Kalangan Advent mengemukakan bahwa di antara kewajiban moral, maka kepatuhan
memperoleh keutamaan sebagai kehormatan. (www.newadvent.org),
Bahkan teolog Kristen, MacDonald (Daniel
Koehn, www.evangelartist.com) mengemukakan
bahwa kepatuhan berkaitan dengan istilah pertalian hubungan, kepatuhan membuka
jalan bagi bentuk-bentuk khusus dalam pertalian hubungan dengan Tuhan.
b.
Aquinas
memandang bahwa kepatuhan diterima secara tunggal dari Tuhan, karenanya satu
keharusan mematuhi semua perintah Tuhan.

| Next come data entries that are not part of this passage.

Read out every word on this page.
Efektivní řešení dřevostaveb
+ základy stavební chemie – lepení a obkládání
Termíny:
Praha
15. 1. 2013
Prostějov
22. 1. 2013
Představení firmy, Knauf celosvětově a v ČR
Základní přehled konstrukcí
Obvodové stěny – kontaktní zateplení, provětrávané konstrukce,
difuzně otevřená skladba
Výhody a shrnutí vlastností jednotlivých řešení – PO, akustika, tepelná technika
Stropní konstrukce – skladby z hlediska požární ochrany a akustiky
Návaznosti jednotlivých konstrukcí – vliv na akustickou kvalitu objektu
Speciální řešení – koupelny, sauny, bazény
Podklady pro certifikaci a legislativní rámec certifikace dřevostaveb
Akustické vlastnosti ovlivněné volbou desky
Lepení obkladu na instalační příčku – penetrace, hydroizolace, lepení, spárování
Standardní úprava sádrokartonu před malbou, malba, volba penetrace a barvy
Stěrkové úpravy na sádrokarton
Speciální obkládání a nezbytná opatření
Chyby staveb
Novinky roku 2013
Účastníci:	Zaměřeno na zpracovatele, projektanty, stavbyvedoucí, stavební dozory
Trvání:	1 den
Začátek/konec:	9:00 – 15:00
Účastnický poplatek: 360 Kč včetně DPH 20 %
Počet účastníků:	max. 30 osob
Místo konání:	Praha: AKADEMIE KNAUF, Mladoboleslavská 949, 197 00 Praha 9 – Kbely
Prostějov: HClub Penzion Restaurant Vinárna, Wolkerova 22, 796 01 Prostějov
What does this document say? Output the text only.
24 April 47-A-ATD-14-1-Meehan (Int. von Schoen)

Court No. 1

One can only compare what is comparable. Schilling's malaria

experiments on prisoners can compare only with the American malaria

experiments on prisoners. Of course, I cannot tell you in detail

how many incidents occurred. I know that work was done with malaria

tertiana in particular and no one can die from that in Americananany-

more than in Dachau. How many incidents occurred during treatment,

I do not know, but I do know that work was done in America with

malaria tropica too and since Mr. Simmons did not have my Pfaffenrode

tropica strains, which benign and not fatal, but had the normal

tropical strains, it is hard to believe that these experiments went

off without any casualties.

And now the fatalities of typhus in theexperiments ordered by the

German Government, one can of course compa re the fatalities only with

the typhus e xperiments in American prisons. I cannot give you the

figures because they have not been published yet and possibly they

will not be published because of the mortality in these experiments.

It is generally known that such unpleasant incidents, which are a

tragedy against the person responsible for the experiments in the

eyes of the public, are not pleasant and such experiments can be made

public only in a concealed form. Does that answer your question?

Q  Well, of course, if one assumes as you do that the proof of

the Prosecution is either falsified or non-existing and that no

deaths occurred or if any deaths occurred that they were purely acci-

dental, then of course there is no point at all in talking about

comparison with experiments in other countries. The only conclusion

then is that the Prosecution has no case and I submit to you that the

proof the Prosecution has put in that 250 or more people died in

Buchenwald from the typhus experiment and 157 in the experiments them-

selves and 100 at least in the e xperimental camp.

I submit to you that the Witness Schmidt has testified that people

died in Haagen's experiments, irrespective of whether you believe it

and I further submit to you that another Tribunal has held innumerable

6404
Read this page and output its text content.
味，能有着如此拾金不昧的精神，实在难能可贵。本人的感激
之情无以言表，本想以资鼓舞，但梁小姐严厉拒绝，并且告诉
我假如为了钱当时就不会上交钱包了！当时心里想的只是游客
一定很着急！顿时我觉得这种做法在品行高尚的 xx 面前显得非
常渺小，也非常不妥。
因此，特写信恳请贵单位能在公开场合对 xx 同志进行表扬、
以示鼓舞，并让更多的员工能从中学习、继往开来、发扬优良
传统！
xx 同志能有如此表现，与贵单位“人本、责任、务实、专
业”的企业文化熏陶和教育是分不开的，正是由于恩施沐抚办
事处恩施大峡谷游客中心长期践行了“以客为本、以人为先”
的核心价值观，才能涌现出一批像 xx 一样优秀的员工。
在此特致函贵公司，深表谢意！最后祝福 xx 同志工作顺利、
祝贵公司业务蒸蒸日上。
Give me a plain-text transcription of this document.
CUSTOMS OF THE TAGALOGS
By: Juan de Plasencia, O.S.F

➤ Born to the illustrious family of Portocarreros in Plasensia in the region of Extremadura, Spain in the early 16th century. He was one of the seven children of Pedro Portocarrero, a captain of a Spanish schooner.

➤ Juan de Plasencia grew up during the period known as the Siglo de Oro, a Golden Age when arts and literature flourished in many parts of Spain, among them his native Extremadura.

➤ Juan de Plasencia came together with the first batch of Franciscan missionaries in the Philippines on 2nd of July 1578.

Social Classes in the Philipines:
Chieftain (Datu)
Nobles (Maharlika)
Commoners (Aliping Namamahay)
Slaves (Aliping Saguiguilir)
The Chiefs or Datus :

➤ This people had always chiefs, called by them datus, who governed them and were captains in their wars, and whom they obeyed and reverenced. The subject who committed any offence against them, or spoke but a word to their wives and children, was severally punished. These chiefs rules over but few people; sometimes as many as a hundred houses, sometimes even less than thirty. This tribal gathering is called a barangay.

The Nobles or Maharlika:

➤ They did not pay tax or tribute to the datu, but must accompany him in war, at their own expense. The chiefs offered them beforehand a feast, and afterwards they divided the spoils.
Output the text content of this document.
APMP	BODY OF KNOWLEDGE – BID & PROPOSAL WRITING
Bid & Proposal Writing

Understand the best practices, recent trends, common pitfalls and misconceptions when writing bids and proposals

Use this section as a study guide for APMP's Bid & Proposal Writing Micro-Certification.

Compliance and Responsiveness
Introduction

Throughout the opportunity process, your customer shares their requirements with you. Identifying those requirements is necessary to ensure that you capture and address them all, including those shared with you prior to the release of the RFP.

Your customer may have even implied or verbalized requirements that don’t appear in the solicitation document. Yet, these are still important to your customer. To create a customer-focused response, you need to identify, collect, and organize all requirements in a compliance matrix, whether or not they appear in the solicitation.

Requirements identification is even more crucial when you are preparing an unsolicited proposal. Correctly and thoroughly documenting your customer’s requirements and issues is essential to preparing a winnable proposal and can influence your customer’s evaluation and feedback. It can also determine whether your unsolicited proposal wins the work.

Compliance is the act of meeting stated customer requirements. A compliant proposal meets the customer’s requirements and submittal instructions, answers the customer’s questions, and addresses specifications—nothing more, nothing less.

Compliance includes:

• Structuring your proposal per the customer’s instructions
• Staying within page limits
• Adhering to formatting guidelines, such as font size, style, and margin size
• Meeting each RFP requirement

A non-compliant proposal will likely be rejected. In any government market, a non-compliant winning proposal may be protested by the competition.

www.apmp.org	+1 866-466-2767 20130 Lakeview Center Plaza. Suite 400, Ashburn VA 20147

Implikasi dari pernyataan ini, maka
semua otoritas manusia secara alamiah dibatasi, demikian juga berbagai
tujuan-tujuan manusia, atau tujuan-tujuan yang dikaitkan dengan kondisi-kondisi
komunitas-komunitas manusia tertentu.Kepatuhan sebagai kebajikan moral memuat
alasan-alasan yang diberikan kepada seperangkat kondisi-kondisi, baik sama
maupun secara khusus akan menentukan apakah subjek bertindak mematuhi (obedience) atau tidak mematuhi (disobedience).(Cornish, 2008: 9-10;12-14).
c.
Kepatuhan adalah suatu norma, elemen dasar dari struktur kehidupan sosial dan salah satu unsur esensial kehidupan bersama sebagai mekanisme psikologis yang cendrung
menghubungkan tindakan individu dan mempererat ikatan-ikatan manusia dengan
sistem-sistem otoritas (Milgram, 1963:371-378),
respon personal (Elms, 1972:128), atau termasuk
nilai-nilai kebajikan yang memberikan kontribusi terhadap integrasi sosial yang
harmonis (rukun), tidak hanya
berguna dalam interaksi sosial, tetapi juga dipandang lebih aman karena
menghindari konflik. (Geertz,
1961; Koentjaraningrat, 1985; Magnis-Suseno, 1988, http://www.unu.edu ).
d.
Kepatuhan dan
ketidakpatuhan tidak hanya dipandang sebagai konsep-konsep yang berbeda, tetapi
sebagai aspek-aspek yang saling melengkapi dalam hubungan dengan otoritas.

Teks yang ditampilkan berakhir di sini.